Small networks are vulnerable to attacks by the majority. Blockchain technology is constructed so that the majority decides. And if you can find a way to provide more than half of the computing power active on the network, you can create your own false fork. In cryptocurrencies, such an attack can allow double spending, which leaves one receiving end in the cold. Some cryptocurrencies like Bitcoin Gold (BTG) have found out the hard way that these so-called 51 percent attacks can work. It cost exchanges several millions of dollars.
Another possible problem with keeping the number of nodes small is the Sybil attack. A Sybil attack happens when a node in a network uses multiple identities. This is a procedure that can allow an attacker to outvote honest nodes by controlling or creating a majority. Where a 51 percent attack would be solely based on computing power, some networks use a factor called “reputation” as an additional weighing factor for the influence of the nodes.
Your node controls the Sybil nodes attempting to gain total control. Image courtesy of CoinCentral.
User behavior is always a concern. You can create the safest backup system, but a disgruntled employee could frustrate the whole effort. And insiders do not even have to have bad motives to corrupt the system. They may do it out of ignorance or with the best intentions. They may want to sweep something under the rug and unwittingly remove or corrupt more than they expected.
Deleted files could be a problem in some setups. This is something to keep in mind. Having the hash of the deleted file and the date when it was removed may not always be satisfactory. Even if you know when and by whom a file was deleted, that will not bring it back. Depending on the way the backup system is set up, this may be solved with some digging in old backups, or they may be lost forever.

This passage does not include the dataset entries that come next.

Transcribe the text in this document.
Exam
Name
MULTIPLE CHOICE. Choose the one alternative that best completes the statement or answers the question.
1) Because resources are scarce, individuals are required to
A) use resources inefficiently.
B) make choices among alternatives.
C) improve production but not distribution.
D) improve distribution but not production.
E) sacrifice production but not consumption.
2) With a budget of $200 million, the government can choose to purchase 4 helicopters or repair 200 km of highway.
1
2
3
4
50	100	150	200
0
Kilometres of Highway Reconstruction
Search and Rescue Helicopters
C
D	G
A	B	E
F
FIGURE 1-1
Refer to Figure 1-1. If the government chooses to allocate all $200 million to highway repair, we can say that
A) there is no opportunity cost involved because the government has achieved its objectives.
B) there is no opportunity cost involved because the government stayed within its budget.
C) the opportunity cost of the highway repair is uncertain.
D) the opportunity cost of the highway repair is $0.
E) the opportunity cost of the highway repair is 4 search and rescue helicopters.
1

The underlying problem for this is: Do you want every version of every document to be available at all times, or is it okay to have the original and the latest version with a historical overview of when it was changed and by whom? Ideally there should be some middle ground, for example, complete backups once a year and incremental backups done by the blockchain.
Large node networks
To prevent any type of majority attack, companies could decide to use larger, established networks like the Ethereum Project, but this may collide with policies of not sharing any kind of data outside their own network. Even if it is only the hashes and timestamps of the filesystem, this could clue others into what’s going on. And the costs for the nodes calculating the hashes (the miners) could prove to be more expensive than current backup solutions.
So when can we expect to see this happening?
I think we will see more progress made in this field in the near future. Incremental backup and keeping track of changes has blockchain written all over it. But a viable solution should have a large network behind it. And there are some other pitfalls to keep in mind when designing and setting up such a backup system. It may not be ready yet to be your only solution, but it seems to be an ideal fix to have incremental backups on a blockchain combined with full backups at set intervals.